Dengan kesungguhannya mencari ilmu, baik di masa hidup Nabi maupun setelah Nabi wafat, Ibnu `Abbas memperolah kebijaksanaan yang melebihi usianya. Karena kedalaman pengetahuan dan kedewasaannya, `Umar bin Khaththab menyebutnya ‘pemuda yang tua (matang)’. Khalifah `Umar sering melibatkannya ke dalam pemecahan permasalahan-permasalahan penting negara, malah kerap mengedepankan pendapat Ibnu `Abbas berbanding pendapat sahabat-sahabat senior lain. Argumennya yang cerdik dan cerdas, bijak, logis, lembut, serta mengarah pada perdamaian membuatnya andal dalam menyelesaikan perselisihan dan perdebatan. Beliau menggunakan debat hanya untuk mendapatkan dan mengetahui kebenaran, bukan untuk menunjuk kepintaran atau menjatuhkan lawan debat. Hatinya bersih dan jiwanya suci, bebas dari dendam, serta selalu mengharapkan kebaikan bagi setiap orang, baik yang dikenal maupun tidak.
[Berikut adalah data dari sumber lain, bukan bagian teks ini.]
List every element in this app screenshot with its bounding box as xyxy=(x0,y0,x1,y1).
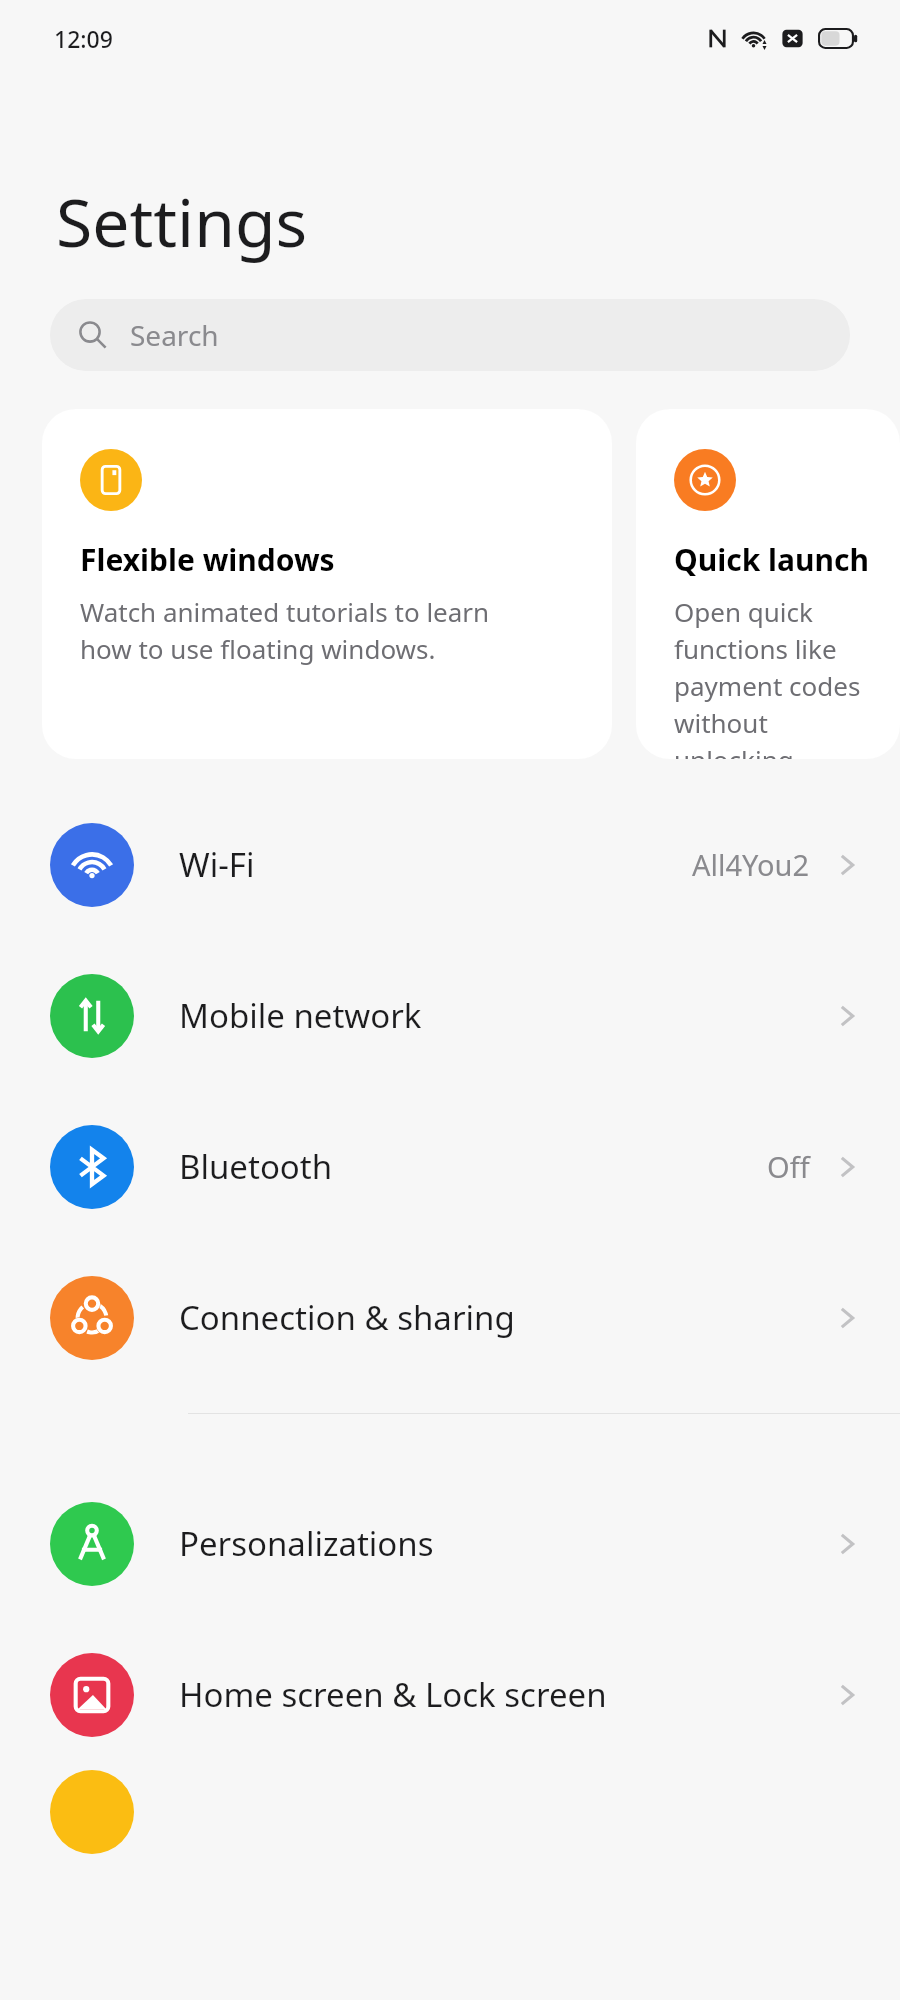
staticText: Flexible windows xyxy=(80,539,335,580)
button[interactable]: Bluetooth xyxy=(0,1091,900,1242)
staticText: Wi-Fi xyxy=(179,842,255,887)
button[interactable]: Home screen & Lock screen xyxy=(0,1619,900,1770)
button[interactable]: Wi-Fi xyxy=(0,789,900,940)
staticText: Connection & sharing xyxy=(179,1295,515,1340)
staticText: Mobile network xyxy=(179,993,422,1038)
button[interactable]: Connection & sharing xyxy=(0,1242,900,1393)
staticText: Personalizations xyxy=(179,1521,434,1566)
button[interactable]: Mobile network xyxy=(0,940,900,1091)
staticText: Quick launch xyxy=(674,539,869,580)
staticText: All4You2 xyxy=(692,845,810,884)
button[interactable]: Flexible windows xyxy=(42,409,612,759)
staticText: Home screen & Lock screen xyxy=(179,1672,607,1717)
button[interactable]: Personalizations xyxy=(0,1468,900,1619)
staticText: Search xyxy=(130,316,219,354)
staticText: Settings xyxy=(56,176,308,266)
button[interactable]: Search xyxy=(50,299,850,371)
staticText: Watch animated tutorials to learn how to… xyxy=(80,594,490,667)
button[interactable]: Quick launch xyxy=(636,409,900,759)
staticText: Off xyxy=(767,1147,810,1186)
staticText: 12:09 xyxy=(54,23,113,54)
staticText: Open quick functions like payment codes … xyxy=(674,594,876,759)
button[interactable] xyxy=(0,1770,900,1860)
staticText: Bluetooth xyxy=(179,1144,333,1189)
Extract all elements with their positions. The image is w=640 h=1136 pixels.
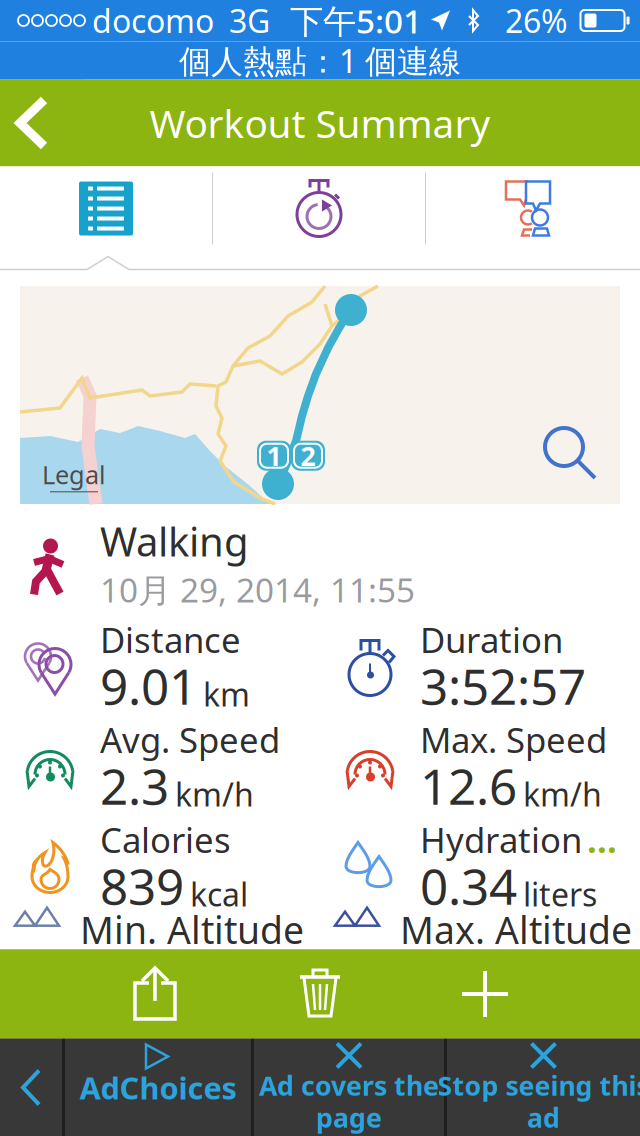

Setelah do’a Sang Nabi terucap, seakan-akan setelah hari itu kecerdasan hanyalah milik Ibnu Abbas. Ia menjadi ukuran kecerdasan di antara anak-anak seusianya. Tidak, lebih dari itu. Orang-orang dewasa pun menjadikan ia sebagai marja’ (rujukan). Pernah suatu ketika, ‘Umar bin Khaththab r.a. mengajak Ibnu Abbas r.a. ke sebuah majelis yang dihadiri orang-orang dewasa. “Mengapa anak kecil ini engkau bawa kemari wahai umar?”, kata salah seorang di dalam majelis tersebut. Bukannya menjawab pertanyaan tersebut, Umar malah menyampaikan firman Allah,  “Apabila telah datang pertolongan Allah dan kemenangan, dan kamu lihat manusia masuk agama Allah dengan berbondong-bondong, maka bertasbihlah dengan memuji Tuhanmu dan mohonlah ampun kepada-Nya. Sesungguhnya Dia adalah Maha Penerima taubat.” (QS. An Nashr: 1-3). “Bagaimana penafsiran ayat ini menurut kalian?”, tanya Umar.
Di antara mereka ada yang menjawab, “Kita diperintahkan untuk memuji Allah dan bertaubat kepada-Nya, ketika kita diberi pertolongan dan kemenangan”. Sebagian lagi menjawab, “Kami tidak tahu”. Lalu Umar melirik Ibnu Abbas sambil bertanya, “Beginikah penafsiranmu tentang ayat ini?” “Tidak”, jawab Ibnu Abbas. “Surat tersebut adalah pertanda wafatnya Rasulullah shallallahu ‘alaihi wasallam sudah dekat. Allah memberitahunya dengan ayatnya: “Jika telah datang pertolongan Allah dan kemenangan’, itu berarti penaklukan Makkah dan itulah tanda ajalmu (Muhammad), karenanya “Bertasbihlah dengan memuji Rabbmu dan mohonlah ampunan, sesungguhnya Dia Maha Menerima taubat”, tutur Ibnu Abbas. “Aku tidak tahu penafsiran ayat tersebut selain seperti yang engkau ketahui“, kata Umar.” [1]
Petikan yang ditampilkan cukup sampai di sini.